Professional APCs are believed to mainly present and activate T cells in the lymph nodes. NECs are local, and their numbers in the mucosa far outnumber those of local dendritic cells, making their ability to present allergen and activate T cells an important asset in the first line of defense (Fig 2, F and G). Increased expression of MHC class II in murine type II alveolar ECs has been demonstrated after Mycobacterium tuberculosis infection, further supporting the importance of NECs in the microbial response. Several viruses, such as human coronavirus causing severe acute respiratory syndrome, have evolved mechanisms to inhibit MHC class II pathways in ECs. Bet v 1 pollen allergen has further been demonstrated to bind and enter ECs within minutes after exposure in patients with AR, even during the nonsymptomatic winter season.

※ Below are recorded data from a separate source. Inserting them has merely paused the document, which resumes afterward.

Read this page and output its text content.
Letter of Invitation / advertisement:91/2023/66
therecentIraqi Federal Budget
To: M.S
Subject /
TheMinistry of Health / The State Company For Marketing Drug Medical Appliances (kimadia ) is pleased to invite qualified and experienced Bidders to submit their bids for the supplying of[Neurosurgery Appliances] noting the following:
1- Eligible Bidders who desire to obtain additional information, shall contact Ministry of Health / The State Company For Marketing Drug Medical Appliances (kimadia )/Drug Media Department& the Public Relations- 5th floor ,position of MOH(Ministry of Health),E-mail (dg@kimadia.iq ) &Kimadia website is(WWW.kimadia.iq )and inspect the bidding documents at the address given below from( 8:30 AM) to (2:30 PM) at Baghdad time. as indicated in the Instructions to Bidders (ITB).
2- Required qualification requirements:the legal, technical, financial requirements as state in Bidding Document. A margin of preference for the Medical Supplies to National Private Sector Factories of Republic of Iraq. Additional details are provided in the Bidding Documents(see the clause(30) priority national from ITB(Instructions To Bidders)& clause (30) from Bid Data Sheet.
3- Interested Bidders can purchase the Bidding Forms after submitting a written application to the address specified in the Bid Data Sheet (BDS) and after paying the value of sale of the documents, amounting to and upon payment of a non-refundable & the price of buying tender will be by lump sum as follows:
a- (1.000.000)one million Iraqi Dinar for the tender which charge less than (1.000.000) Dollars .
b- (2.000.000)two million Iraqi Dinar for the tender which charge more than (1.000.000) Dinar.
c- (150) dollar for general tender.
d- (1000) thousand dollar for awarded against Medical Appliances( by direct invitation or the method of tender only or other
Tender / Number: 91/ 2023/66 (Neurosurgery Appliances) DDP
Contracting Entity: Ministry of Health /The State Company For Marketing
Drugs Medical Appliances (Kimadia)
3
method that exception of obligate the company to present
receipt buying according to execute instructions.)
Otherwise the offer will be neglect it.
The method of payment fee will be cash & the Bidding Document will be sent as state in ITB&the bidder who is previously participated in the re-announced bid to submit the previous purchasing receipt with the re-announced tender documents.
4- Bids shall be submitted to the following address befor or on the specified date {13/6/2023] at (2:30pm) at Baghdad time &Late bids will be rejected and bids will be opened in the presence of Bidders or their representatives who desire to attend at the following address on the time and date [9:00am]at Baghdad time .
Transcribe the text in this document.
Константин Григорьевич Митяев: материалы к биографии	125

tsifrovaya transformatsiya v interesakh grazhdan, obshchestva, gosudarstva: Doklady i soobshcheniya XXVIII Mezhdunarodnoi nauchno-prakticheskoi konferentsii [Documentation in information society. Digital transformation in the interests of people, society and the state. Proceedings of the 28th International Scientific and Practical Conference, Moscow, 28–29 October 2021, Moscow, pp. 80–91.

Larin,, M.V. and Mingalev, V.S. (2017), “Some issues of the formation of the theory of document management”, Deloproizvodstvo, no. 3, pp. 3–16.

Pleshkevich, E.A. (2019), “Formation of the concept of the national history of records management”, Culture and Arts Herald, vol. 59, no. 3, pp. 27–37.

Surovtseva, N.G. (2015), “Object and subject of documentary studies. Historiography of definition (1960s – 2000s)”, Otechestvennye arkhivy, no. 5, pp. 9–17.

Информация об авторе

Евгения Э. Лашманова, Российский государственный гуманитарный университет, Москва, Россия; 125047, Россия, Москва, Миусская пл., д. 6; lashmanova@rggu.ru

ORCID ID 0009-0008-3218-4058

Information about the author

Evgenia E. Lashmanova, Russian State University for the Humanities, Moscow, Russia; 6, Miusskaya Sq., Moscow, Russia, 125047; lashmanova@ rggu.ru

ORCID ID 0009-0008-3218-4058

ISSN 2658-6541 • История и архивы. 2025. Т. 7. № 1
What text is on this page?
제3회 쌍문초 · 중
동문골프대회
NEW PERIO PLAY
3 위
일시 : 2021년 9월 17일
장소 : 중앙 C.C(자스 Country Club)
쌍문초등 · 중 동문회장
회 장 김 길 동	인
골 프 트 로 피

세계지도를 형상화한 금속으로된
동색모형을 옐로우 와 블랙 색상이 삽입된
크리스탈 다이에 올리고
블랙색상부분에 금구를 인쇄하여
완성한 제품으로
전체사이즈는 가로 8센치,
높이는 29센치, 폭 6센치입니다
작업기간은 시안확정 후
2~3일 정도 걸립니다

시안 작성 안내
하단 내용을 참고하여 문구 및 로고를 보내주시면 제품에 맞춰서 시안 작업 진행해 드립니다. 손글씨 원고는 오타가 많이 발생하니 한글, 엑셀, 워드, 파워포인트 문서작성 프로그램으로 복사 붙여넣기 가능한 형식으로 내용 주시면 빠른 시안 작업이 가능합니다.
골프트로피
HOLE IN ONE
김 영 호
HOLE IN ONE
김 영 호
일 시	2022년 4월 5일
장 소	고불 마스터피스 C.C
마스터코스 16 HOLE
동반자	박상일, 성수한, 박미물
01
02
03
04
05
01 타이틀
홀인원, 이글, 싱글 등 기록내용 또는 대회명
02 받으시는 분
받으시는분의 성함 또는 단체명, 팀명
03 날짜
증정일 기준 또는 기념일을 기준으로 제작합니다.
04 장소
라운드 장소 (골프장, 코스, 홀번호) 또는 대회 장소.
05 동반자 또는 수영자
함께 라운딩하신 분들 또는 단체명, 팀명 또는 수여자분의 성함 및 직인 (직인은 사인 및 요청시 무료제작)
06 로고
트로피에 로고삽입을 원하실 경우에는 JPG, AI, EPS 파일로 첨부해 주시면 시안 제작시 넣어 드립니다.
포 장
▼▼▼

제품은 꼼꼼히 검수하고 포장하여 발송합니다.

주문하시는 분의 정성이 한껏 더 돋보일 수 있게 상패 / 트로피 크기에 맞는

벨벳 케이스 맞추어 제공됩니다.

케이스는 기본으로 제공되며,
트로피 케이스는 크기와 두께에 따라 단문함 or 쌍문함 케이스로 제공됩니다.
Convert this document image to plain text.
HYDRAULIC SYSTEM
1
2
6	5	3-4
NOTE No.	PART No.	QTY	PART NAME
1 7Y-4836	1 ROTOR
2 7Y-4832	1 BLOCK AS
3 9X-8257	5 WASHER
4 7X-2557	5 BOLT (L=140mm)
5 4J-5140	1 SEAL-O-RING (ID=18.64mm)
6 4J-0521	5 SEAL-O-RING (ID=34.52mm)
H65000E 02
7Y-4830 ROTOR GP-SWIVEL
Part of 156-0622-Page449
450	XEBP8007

In summary, for the first time, we have demonstrated the role of antigen-presenting NECs in patients with allergic airway disease. Previous information in the field is scarce, even though it has been shown that intestinal ECs can stimulate CD4+ T cells in vitro to proliferate and secrete cytokines. Furthermore, the importance of a local rapid response that enables antigen presentation and CD4+ T-cell activation was recently demonstrated in an mouse inflammatory bowel disease model in which MHC class II–deficient mice were unable to induce and reinstate tolerance when fed with Helicobacter hepaticus and IL-10 receptor–blocking antibodies. We demonstrated that MHC class II in NECs can be loaded with exogenous antigens (Fig 2, A and B, and see Video E1), that NECs stimulate allergen-specific CD4+ T-cell responses in mice and human subjects (Fig 1, Fig 2), and that HNECs from patients with AR can amplify the allergic response contributing to the ongoing allergic CD4+ T cell–mediated inflammation, with the latter likely contributing to the high number of activated CD4+ T cells found in nasal mucosa of patients with AR. Hence this is the first time that local immune activity within the nasal mucosa has been directly linked to a rapid and efficient allergen-induced T-cell activation.